The mechanism composes with external naming systems through a thin shim that exposes a portion of the hierarchy under an external naming convention. The shim does not alter governance; it translates external queries into internal resolutions and returns results consistent with the local policies of the addressed scopes.
Prior-Art Distinction
DNS provides a hierarchical namespace but binds governance to a fixed depth structure with root authority concentrated in a small set of operators. The disclosed system rejects this concentration: every scope governs itself locally, and the root is a coordination point rather than an authority over the contents of distant subtrees. DNS is therefore not anticipatory.
LDAP and X.500 directories nest containers but rely on schema-level constraints enforced by a central directory server. Authority is administrative rather than cryptographic, and child scopes cannot constrain their parents' ability to read or modify them. The disclosed system inverts this relationship: parents cannot reach into children, and authority is enforced by anchor-group ratification rather than by directory privilege.
Filesystems support arbitrary nesting depth but subordinate every scope to a single root authority. Permissions are administrative bits rather than cryptographic ratifications. The disclosed system replaces administrative permission with structural ratification carried in delegation edges, which are independently verifiable.
Blockchain naming systems such as ENS support nested registration but lack per-scope anchor groups and per-scope policy floors.
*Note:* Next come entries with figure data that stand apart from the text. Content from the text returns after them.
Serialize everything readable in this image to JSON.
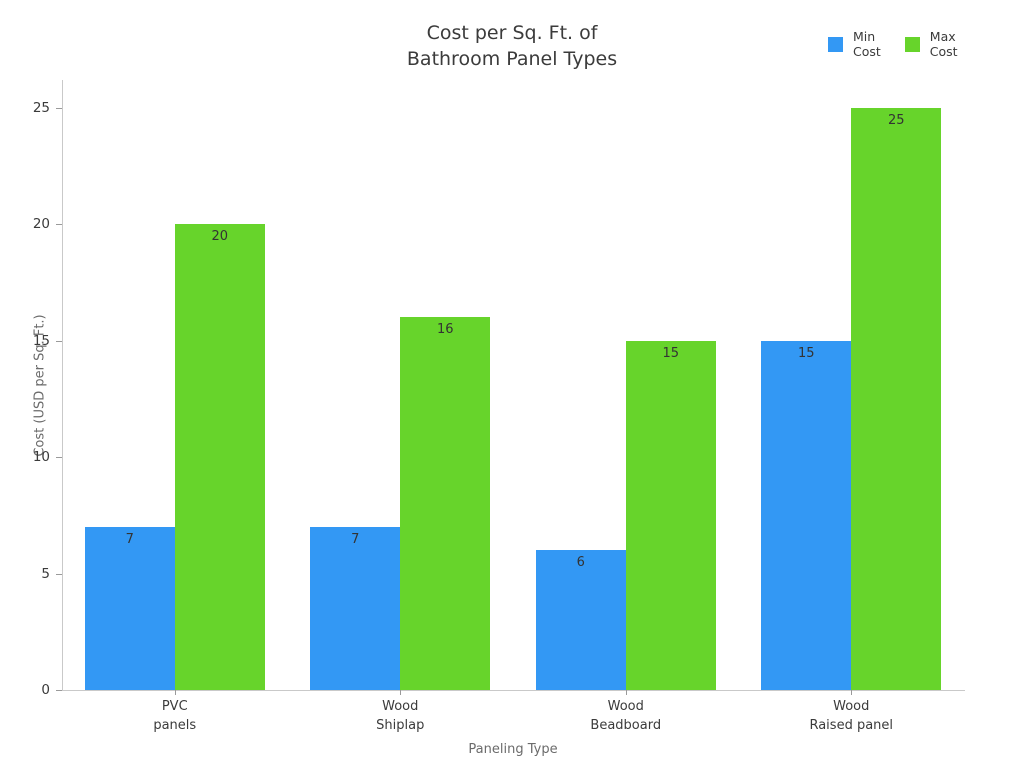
{
  "chart_data": {
    "type": "bar",
    "title": "Cost per Sq. Ft. of Bathroom Panel Types",
    "title_lines": [
      "Cost per Sq. Ft. of",
      "Bathroom Panel Types"
    ],
    "categories": [
      "PVC panels",
      "Wood Shiplap",
      "Wood Beadboard",
      "Wood Raised panel"
    ],
    "category_lines": [
      [
        "PVC",
        "panels"
      ],
      [
        "Wood",
        "Shiplap"
      ],
      [
        "Wood",
        "Beadboard"
      ],
      [
        "Wood",
        "Raised panel"
      ]
    ],
    "series": [
      {
        "name": "Min Cost",
        "name_lines": [
          "Min",
          "Cost"
        ],
        "color": "#3398f4",
        "values": [
          7,
          7,
          6,
          15
        ]
      },
      {
        "name": "Max Cost",
        "name_lines": [
          "Max",
          "Cost"
        ],
        "color": "#67d42b",
        "values": [
          20,
          16,
          15,
          25
        ]
      }
    ],
    "xlabel": "Paneling Type",
    "ylabel": "Cost (USD per Sq. Ft.)",
    "yticks": [
      0,
      5,
      10,
      15,
      20,
      25
    ],
    "ylim": [
      0,
      26.2
    ],
    "grid": false,
    "legend_position": "top-right",
    "bar_value_labels": true,
    "colors": {
      "axis_line": "#c9c9c9",
      "tick_mark": "#9a9a9a",
      "tick_text": "#3b3b3b",
      "axis_title_text": "#6b6b6b",
      "title_text": "#3b3b3b",
      "background": "#ffffff"
    }
  }
}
Subdomain governance is delegated by contract code, not by ratified delegation edges with depth budgets. The disclosed system's combination of anchor groups, policy floors, depth budgets, and acyclicity rules is structurally distinct from prior on-chain naming.
Capability systems in operating-system research provide bounded delegation of authority but typically do so over flat namespaces or over fixed-depth hierarchies. The disclosed system extends bounded delegation into a recursive namespace with per-scope governance, combining the locality of capabilities with the structural richness of hierarchical naming.
Disclosure Scope
This disclosure covers recursive nesting of semantic containers in which each container is governed by an independent anchor group, ratification of children proceeds through delegation edges carrying depth counters and policy floors, outer scopes govern inner scopes through bounded delegation rather than through reach-in authority, and the global structure is acyclic by construction with bounded depth enforced by per-edge budget.
The scope includes single-parent and multi-parent embodiments, static and predicate-based policy floors, verifiable-random and negotiated anchor-group selection, integration with dynamic-hash-chain identity, structural mutations including split and merge, and non-governing cross-scope references. The scope further includes the composition of these features with resolution, mutation, audit, and external-naming subsystems.
The scope excludes namespaces in which authority is centrally administered, hierarchies that lack per-scope anchor groups, and structures that permit cycles in the delegation graph. The scope excludes any embodiment in which a parent retains routine reach-in authority over the contents of its child scopes, because such reach-in authority defeats the bounded-delegation property that distinguishes the disclosed system from prior administrative hierarchies.
The disclosure is structural: the protected subject matter is the architectural decision to make every nesting level a fully governed scope, to bind parent and child through ratified delegation edges, and to enforce acyclicity and bounded depth by edge admission rather than by runtime detection. Implementations that adopt these structural choices inherit the property; implementations that retain centrally administered hierarchy do not, regardless of any naming similarities at the surface.